Bojana Ilic, a Pale resident in her twenties is all too aware of the uncertainty. “I think that we are all scared in a way what is going to happen. I read in the newspapers that it is possible that war will break out and things like that, so you can't feel secure. You can't hope for some really nice future, you can't expect that much in a way,” she says.

Insecurity is nothing new to this part of the world.

On Monday, the International Criminal Tribunal for the former Yugoslavia in The Hague cut the sentence of former Bosnian Serb high-ranking politician Mocilo Krajisnik by seven years after an appeal.

He's been acquitted of previous convictions of murder and the mass-killing of non-Serbs during the Bosnian war in the early nineties.
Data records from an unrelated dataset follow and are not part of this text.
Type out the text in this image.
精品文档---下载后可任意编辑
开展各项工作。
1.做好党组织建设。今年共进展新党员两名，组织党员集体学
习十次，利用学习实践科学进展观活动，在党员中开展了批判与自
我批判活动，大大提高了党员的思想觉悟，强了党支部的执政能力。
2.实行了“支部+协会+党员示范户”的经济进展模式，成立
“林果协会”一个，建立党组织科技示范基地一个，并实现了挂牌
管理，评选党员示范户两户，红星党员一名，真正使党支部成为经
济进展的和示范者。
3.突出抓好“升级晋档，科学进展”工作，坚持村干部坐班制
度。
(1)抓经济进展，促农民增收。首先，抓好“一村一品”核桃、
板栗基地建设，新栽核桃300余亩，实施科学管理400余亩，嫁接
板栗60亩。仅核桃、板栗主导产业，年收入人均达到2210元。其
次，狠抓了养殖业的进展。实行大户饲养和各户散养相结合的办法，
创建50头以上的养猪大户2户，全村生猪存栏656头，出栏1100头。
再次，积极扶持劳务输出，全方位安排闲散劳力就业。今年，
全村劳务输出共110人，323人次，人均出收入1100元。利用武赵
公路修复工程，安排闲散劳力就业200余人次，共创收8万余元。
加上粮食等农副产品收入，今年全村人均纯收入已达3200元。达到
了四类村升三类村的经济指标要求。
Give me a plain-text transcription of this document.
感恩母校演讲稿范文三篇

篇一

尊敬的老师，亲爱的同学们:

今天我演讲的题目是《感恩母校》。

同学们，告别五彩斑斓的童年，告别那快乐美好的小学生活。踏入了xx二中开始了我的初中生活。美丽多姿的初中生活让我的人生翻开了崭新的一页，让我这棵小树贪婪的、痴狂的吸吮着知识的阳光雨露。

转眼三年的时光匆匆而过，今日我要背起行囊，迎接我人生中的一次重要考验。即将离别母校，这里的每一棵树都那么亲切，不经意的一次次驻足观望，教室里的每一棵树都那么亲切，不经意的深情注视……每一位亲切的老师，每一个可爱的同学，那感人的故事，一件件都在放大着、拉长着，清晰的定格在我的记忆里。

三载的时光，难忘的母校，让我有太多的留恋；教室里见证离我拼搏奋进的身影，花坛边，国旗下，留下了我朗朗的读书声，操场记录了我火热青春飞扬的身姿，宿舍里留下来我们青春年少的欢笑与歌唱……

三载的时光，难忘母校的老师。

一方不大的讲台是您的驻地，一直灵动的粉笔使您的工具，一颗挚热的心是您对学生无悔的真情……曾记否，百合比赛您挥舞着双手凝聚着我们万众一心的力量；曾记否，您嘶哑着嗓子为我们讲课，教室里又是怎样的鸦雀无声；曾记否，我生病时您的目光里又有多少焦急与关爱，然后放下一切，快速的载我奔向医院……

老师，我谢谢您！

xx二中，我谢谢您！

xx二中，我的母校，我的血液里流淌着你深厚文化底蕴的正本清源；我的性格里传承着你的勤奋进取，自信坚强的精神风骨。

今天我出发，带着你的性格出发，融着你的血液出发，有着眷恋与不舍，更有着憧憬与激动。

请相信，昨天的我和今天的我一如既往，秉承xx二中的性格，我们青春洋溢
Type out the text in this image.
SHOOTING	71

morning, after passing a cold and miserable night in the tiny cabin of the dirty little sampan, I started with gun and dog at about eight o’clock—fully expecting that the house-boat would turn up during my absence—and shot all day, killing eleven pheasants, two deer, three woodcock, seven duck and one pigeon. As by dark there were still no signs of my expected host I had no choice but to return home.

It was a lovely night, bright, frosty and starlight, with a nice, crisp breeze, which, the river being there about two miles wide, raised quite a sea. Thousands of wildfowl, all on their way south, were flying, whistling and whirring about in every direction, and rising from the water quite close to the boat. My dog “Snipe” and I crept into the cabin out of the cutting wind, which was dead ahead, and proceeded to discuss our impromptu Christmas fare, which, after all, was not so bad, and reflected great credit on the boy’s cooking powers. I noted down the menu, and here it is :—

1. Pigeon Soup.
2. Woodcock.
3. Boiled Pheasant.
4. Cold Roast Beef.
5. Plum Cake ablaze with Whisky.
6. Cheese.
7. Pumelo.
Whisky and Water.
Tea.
But he will still serve 20 years in prison for other human rights abuses.

The former Bosnian leader Radovan Karadzic – currently on trial himself for genocide – testified as a defence witness in the appeal.

In 1995, the Bosnian war ended with the signing of the Dayton Peace Accords. Three years of bloodshed – and more than a hundred thousand deaths – finally came to and end.

But the Dayton peace agreement reinforced, rather than healed, ethnic divisions. It divided Bosnia and Herzegovina into two entities; a Muslim-Croat Federation and a Serb Republic. Below the surface, tensions are simmering as Bosnian Serbs insist on managing their own affairs.

Srpska Prime Minister Milodrad Dodik says, “What is fundamental for us is the permanency of the Republic of Srpska. It is beyond challenge and it is the Republic of Srpska that must function with all the competencies with which it was endowed by the Dayton agreement. It must have its own institutions, its own government, its own president and parliament, its own way of life and of course, its own place within Bosnia-Herzogovina.”

Prime Minister Dodik says there is a future for the Republic of Srpska inside Bosnia-Herzogovinia

But if it comes down to a choice between the two, Bosnian Serbs will always choose independence. A referendum has been touted – asking people their views on secession.

“Western officials objected to Serbs wanting to break away from Bosnia, but the same western officials supported Albanians separating from Serbia. The west forced the disintegration of Yugoslavia which was a multi-ethnic country while at the same time wants to make an artificial multi-ethnic state in Bosnia. You have an example of chronic double standards going on here,” said political analyst Djuro Bilbija.

Coupled with high unemployment – and virtually no future work prospects – it’s likely that more young people in Srpska will no longer be willing to accept things as they are.